獣や魚がどうなのかは知らない。だが古今東西、老若男女、人が悩み、迷うのは確か。“戦う哲学者”中島義道氏が開く人生相談道場に“同情”はない。ここにあるのは、感受性においてつねにマイノリティに属してきた中島氏が、壮絶な人生経験を通じて得た、ごまかしも容赦もない「ほんとうのこと」のみ。“みんな”の生きている無難な世界とは違う哲学の世界からの助言に、開眼するも、絶望するも、あなた次第である。
※中島義道氏への人生相談はこちらから
【vol. 8】
先生、はじめまして。30代半ばの主婦です。
普段、温厚な主人ですが、時々、吐く冷たい言葉に悩んでいます。これからも人生を共に歩んでいきたいと思っています。よろしくお願いします。
結婚して3年目。1歳の息子がいます。
先日、家族3人で帰国し、飛行機から降りたときのことです。9キロになる息子を抱いて飛行機から降りました。空港までバスで移動するわけですが、バスが満席でした。仕方なく左手に息子を抱きかかえ、右手で吊り革を持ち、揺れる車内をなんとかケガなく過ごしました。主人は隣で手荷物を持ち、真横で「腕がちぎれそう!」と困る私を助けるわけもなく、話しかけてきます。

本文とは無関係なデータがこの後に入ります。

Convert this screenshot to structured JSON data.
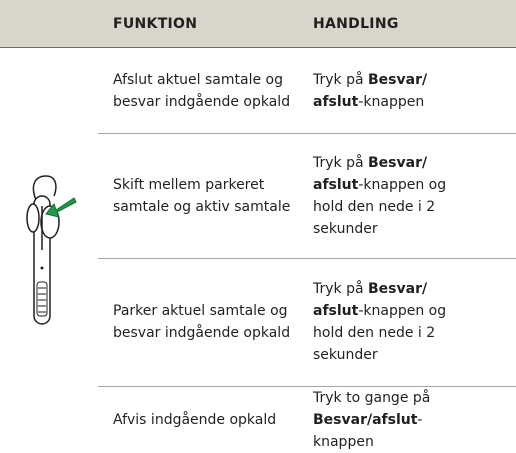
{
  "table": {
    "header": [
      "FUNKTION",
      "HANDLING"
    ],
    "rows": [
      {
        "function": [
          "Afslut aktuel samtale og",
          "besvar indgående opkald"
        ],
        "action": [
          [
            {
              "text": "Tryk på "
            },
            {
              "text": "Besvar/",
              "bold": true
            }
          ],
          [
            {
              "text": "afslut",
              "bold": true
            },
            {
              "text": "-knappen"
            }
          ]
        ]
      },
      {
        "function": [
          "Skift mellem parkeret",
          "samtale og aktiv samtale"
        ],
        "action": [
          [
            {
              "text": "Tryk på "
            },
            {
              "text": "Besvar/",
              "bold": true
            }
          ],
          [
            {
              "text": "afslut",
              "bold": true
            },
            {
              "text": "-knappen og"
            }
          ],
          [
            {
              "text": "hold den nede i 2"
            }
          ],
          [
            {
              "text": "sekunder"
            }
          ]
        ]
      },
      {
        "function": [
          "Parker aktuel samtale og",
          "besvar indgående opkald"
        ],
        "action": [
          [
            {
              "text": "Tryk på "
            },
            {
              "text": "Besvar/",
              "bold": true
            }
          ],
          [
            {
              "text": "afslut",
              "bold": true
            },
            {
              "text": "-knappen og"
            }
          ],
          [
            {
              "text": "hold den nede i 2"
            }
          ],
          [
            {
              "text": "sekunder"
            }
          ]
        ]
      },
      {
        "function": [
          "Afvis indgående opkald"
        ],
        "action": [
          [
            {
              "text": "Tryk to gange på"
            }
          ],
          [
            {
              "text": "Besvar/afslut",
              "bold": true
            },
            {
              "text": "-"
            }
          ],
          [
            {
              "text": "knappen"
            }
          ]
        ]
      }
    ]
  }
}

バスが空港に着き「誰も席を譲ってくれなかった。腕が痛い」と訴えましたが、返ってきた言葉に失望しました。「大丈夫かと思うじゃないか。アピールしなかった君が悪い。席を譲ってって言えばいい」。真横で嫁が必死に吊り革につかまって揺れる車内を耐えているのにです。夫として何もしなかった自分は悪くないような顔をしていました。
こんなトンチンカンな人だとは思っていませんでした。自分は悪くないし、周りが悪い。そんなふうに主張することがたびたびあるので、私が悪いのかと思ってしまいノイローゼになるときがあります。言い返すと屁理屈を並べて攻め立てます。
疲れました。助けてください。
今回のご相談ほど身につまされるものはありません。「夫」と言いながら、まるで私のことを責めているようです。私もあなたのご主人とほぼ同じ「反応」をするのであって、何度も妻から見限られてきました。そして、私の父もそうでした。私は父を恨み続けていた母を嫌い、そうさせていた父を嫌っていたのですが(死語15年をこえた今でも嫌っている)、結婚してみると、やはり(ほかにモデルがないので)父のようになりました。根本のところで妻に対して「思いやり」のない人間であり、その結果、父を罵倒していた母と同じ台詞が、テープを巻き戻したように、同じ口調で妻の口から私に浴びせかけられます。